6. Recurring challenges, controversies, and significance
Several challenges recur across SimpleText work. The first is the tension between simplification and faithfulness. High deletion proportions, lower BLEU or Levenshtein similarity, and lower SARI under grounded post-editing are repeatedly interpreted as evidence that more aggressive simplification can threaten semantic fidelity, while stricter grounding can preserve content at the cost of less aggressive rewriting. This suggests that the lab’s slogan “and nothing more” is not only a task definition but also an evaluation problem (Marturi et al., 15 Aug 2025, Marturi et al., 15 Aug 2025).
A second challenge is hallucination. The 2025 Task 2 framing makes explicit that creative generation includes fabrication, contradiction, misrepresentation, and even statements that are too general, trivial, or irrelevant in the context of the source. Earlier work also reports hallucination-like behavior in simplification systems, such as prompt-induced content leakage across batched inputs or recurrent spurious prefixes. The emergence of dedicated hallucination subtasks indicates that safe simplification of scientific text is increasingly treated as a factual consistency problem rather than only a readability problem (Engelmann et al., 2023, Marturi et al., 15 Aug 2025).
A third issue is metric adequacy. SARI is the official metric for 2025 Task 1, yet participant papers repeatedly qualify its interpretive limits. THM explicitly argues that SARI may reward outputs that stay closer to reference wording, and DS@GT’s Task 2.3 results show that grounded systems can improve semantic fidelity while sometimes losing SARI. A plausible implication is that future SimpleText evaluation will continue to rely on multi-metric analysis and, where possible, human assessment rather than any single scalar score (Hofmann et al., 6 Jul 2025, Marturi et al., 15 Aug 2025).
A fourth issue is controllability and reproducibility. Several papers note unreported decoding settings, absent human evaluation, or limited runtime detail. UM_FHS documents brittleness of fine-tuned models under rigid format constraints, while DS@GT notes that code/data availability is not specified and that specific training hyperparameters, inference times, and seeds are not detailed. These omissions do not negate the reported findings, but they constrain exact replication and make prompt design, format enforcement, and model-specific behavior central experimental variables (Kocbek et al., 18 Dec 2025, Marturi et al., 15 Aug 2025).
The lab’s broader significance lies in the convergence of simplification, controllable generation, and factuality assurance.
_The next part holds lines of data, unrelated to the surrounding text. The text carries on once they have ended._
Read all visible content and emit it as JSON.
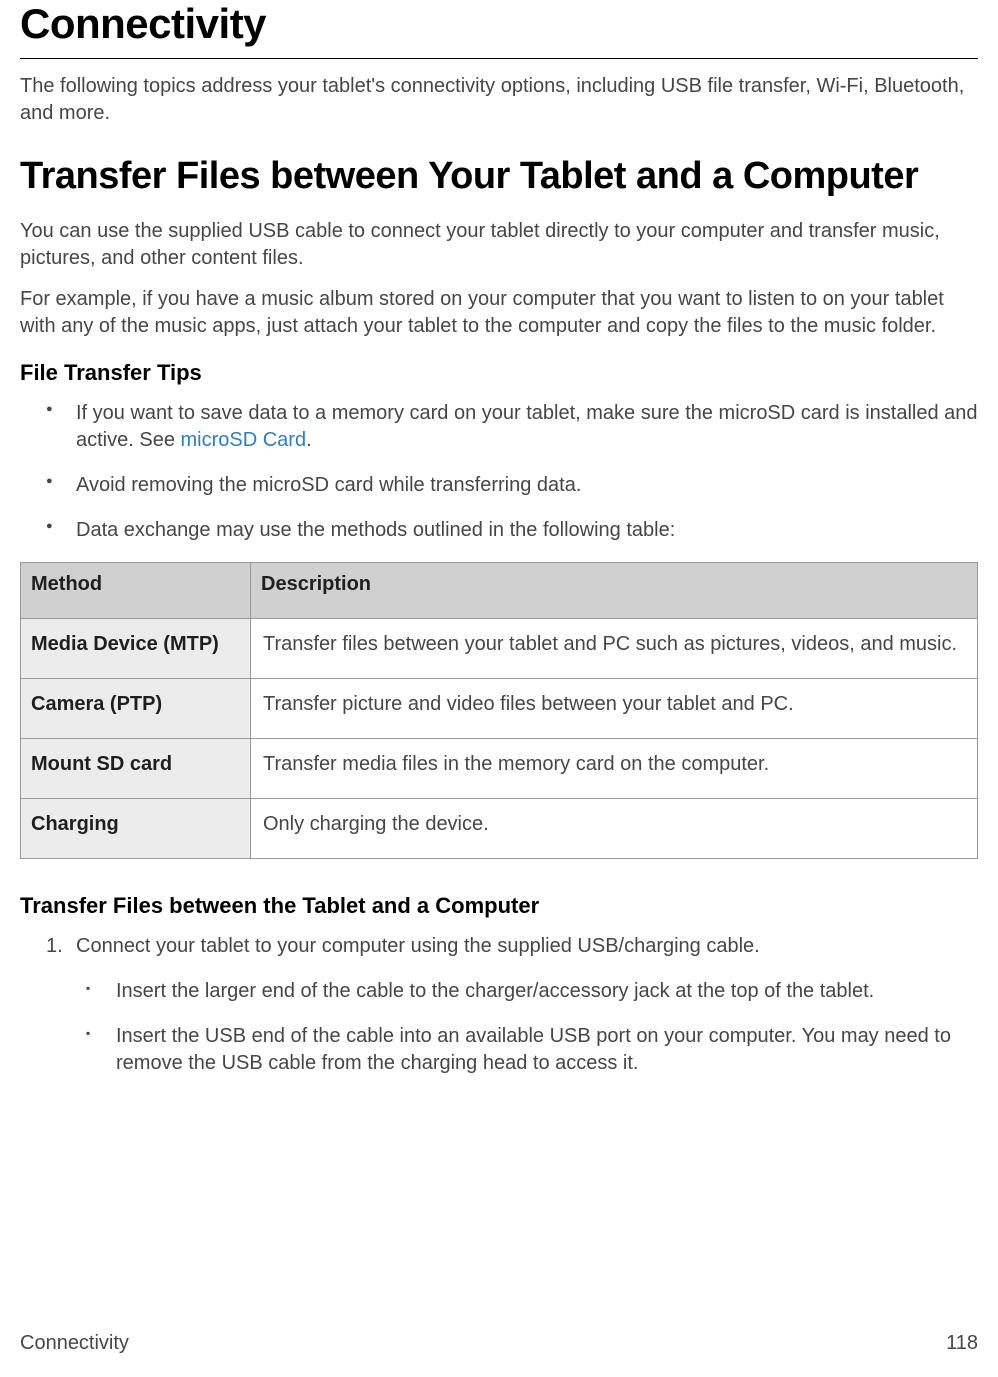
{
  "page_title": "Connectivity",
  "intro": "The following topics address your tablet's connectivity options, including USB file transfer, Wi-Fi, Bluetooth, and more.",
  "section_title": "Transfer Files between Your Tablet and a Computer",
  "body_para1": "You can use the supplied USB cable to connect your tablet directly to your computer and transfer music, pictures, and other content files.",
  "body_para2": "For example, if you have a music album stored on your computer that you want to listen to on your tablet with any of the music apps, just attach your tablet to the computer and copy the files to the music folder.",
  "tips_heading": "File Transfer Tips",
  "tips": {
    "t1_a": "If you want to save data to a memory card on your tablet, make sure the microSD card is installed and active. See ",
    "t1_link": "microSD Card",
    "t1_b": ".",
    "t2": "Avoid removing the microSD card while transferring data.",
    "t3": "Data exchange may use the methods outlined in the following table:"
  },
  "table": {
    "head_method": "Method",
    "head_desc": "Description",
    "rows": [
      {
        "method": "Media Device (MTP)",
        "desc": "Transfer files between your tablet and PC such as pictures, videos, and music."
      },
      {
        "method": "Camera (PTP)",
        "desc": "Transfer picture and video files between your tablet and PC."
      },
      {
        "method": "Mount SD card",
        "desc": "Transfer media files in the memory card on the computer."
      },
      {
        "method": "Charging",
        "desc": "Only charging the device."
      }
    ]
  },
  "procedure_heading": "Transfer Files between the Tablet and a Computer",
  "step1_lead": "Connect your tablet to your computer using the supplied USB/charging cable.",
  "step1_sub": [
    "Insert the larger end of the cable to the charger/accessory jack at the top of the tablet.",
    "Insert the USB end of the cable into an available USB port on your computer. You may need to remove the USB cable from the charging head to access it."
  ],
  "footer_left": "Connectivity",
  "footer_right": "118"
}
Participant contributions collectively demonstrate plan-driven rewriting, summary-guided scaffolding, complex-term identification, prompt-only simplification, supervised fine-tuning, retrieval-augmented post-hoc checking, ensemble hallucination detection, and grounded LLM post-editing. Taken together, these approaches position SimpleText as an evaluation environment for studying how scientific texts can be simplified for non-experts without distorting evidence, omitting critical qualifiers, or introducing unsupported content (Marturi et al., 15 Aug 2025, Marturi et al., 15 Aug 2025, Engelmann et al., 2023).